Anyway, in the world that we live in, where hijab is compulsory in one part of the world and banned in the other, where alcohol is illegal in one area and legal in the other, where abusing drugs is the norm in one culture and unheard of in another, where religion is a joke for some and the focus of their lives for others, live and let live is the only way we can survive in peace.

The beauty of Islam is that I'm not answerable/punishable for what others do. I am accountable only if I didn't teach my family what Allah has ordered us to teach. Other than that, jo karna hai karo but don't come begging to me for support/pity/affection. To you your religion (or the lack of) and to me my religion.

Re: Gay Sibling- your reaction

^I am not asking you to listen to what I wrote. It's a hypothetical situation. Would you rather have your sis/bro commit suicide in shame because he/she has dissapointed his/her family and Allah? What's the point right, he/she will be going to hell anyway?

I am not saying he/she is sexually active. This is something he/she feels very strongly about.

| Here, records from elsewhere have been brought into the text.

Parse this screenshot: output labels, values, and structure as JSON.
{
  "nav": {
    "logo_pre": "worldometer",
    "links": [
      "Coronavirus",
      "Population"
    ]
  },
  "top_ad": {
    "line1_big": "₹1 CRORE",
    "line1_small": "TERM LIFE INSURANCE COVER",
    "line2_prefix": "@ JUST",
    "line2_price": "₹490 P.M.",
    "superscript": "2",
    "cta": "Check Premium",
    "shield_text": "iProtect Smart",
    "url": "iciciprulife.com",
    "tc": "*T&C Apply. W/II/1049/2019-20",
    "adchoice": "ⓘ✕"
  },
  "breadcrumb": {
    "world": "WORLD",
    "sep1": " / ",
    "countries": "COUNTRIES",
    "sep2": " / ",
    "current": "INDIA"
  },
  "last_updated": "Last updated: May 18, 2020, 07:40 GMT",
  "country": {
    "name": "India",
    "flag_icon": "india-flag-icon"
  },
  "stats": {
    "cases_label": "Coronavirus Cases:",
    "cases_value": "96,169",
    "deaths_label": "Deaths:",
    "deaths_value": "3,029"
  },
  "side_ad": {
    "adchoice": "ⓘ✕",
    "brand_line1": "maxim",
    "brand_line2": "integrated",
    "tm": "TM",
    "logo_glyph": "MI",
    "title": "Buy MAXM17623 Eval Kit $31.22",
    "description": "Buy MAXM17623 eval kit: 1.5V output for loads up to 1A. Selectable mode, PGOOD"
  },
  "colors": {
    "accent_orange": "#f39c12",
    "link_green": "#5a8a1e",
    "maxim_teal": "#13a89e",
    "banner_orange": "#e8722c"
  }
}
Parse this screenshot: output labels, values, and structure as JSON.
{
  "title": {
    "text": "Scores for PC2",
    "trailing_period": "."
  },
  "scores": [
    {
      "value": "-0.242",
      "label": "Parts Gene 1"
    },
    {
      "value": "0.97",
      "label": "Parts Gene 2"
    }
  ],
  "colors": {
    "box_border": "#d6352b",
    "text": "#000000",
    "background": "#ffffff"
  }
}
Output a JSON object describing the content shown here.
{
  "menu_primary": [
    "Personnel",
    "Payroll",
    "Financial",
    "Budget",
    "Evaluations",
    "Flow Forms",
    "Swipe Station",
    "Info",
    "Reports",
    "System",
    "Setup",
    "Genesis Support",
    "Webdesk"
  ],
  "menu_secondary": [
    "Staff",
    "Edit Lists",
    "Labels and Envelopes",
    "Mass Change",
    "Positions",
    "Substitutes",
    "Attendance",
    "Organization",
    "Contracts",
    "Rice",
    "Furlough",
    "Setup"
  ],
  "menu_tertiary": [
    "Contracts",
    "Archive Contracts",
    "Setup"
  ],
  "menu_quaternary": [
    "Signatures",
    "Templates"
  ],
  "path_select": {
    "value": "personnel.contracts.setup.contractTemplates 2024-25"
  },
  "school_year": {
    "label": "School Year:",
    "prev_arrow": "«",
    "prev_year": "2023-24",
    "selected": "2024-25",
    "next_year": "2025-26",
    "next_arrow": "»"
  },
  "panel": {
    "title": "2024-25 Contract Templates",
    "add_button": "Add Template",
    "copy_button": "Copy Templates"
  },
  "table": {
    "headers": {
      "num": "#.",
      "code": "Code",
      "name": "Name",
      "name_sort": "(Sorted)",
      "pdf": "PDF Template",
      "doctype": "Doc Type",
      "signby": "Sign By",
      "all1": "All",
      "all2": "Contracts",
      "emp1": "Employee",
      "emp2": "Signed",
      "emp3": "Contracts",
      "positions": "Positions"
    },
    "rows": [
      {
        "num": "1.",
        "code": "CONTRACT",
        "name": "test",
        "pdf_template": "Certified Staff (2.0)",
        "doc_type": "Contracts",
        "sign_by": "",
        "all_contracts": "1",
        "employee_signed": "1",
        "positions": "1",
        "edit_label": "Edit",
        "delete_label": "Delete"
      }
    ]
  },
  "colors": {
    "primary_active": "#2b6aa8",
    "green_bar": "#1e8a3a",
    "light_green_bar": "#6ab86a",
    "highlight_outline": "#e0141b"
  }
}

It defines who he/she is.

Re: Gay Sibling- your reaction

I tell them i disapprove of their choice and cannot support them on their choice but it's his/her life and i will love them no matter what choices they make even if I think the choices they are making are wrong--and I would also apologize to them in advance and tell them that unfortunately they have left me with no choice but to break it to our parents --that I would prefer it if they break it to our parents themselves but if they dont do so within "such and such" time I will have to do it myself

I think they said that being gay - is due to your genes most recently. They either get too many (in expression not chromosomes) of their mothers or fathers traits. I am not sure if I agree as the sex gametes are either XX or XY

I am again not sure if being gay is a disease of the mind - like those that are more criminally inclined have a different (under-developed frontal lobe - I think was what I read - compared to those that aren't)

I often think god has pre-written our destiny whether we be gay or straight - whether we are black or White, etc - so I often think yes we are given "choice" but in lay terms it's all written before we were born.

Coming back to the question at hand - I would feel it would be a waste. As I think the whole process is to have kids, saying that some people cannot have them naturally either - I would ask them to refrain from relations with anyone. As this would increase sin - I wouldn't accept it with open arms. But at the end day they are my sibling - I would ask them to seek solace in god. It's a tough one. It really is!

ESP as our religion completely condones this.

Re: Gay Sibling- your reaction

^ But if being homo was already 'written' for us, why would we be held accountable for it before our Lord?

Re: Gay Sibling- your reaction

What, where did suicide come into the picture? o_O

reads the rest of the thread ..... I see. If he/she's free to do whatever, why would suicide come into the picture? As I said, jo karna hai karo, none of my business, but understand why you're not getting my support and move on.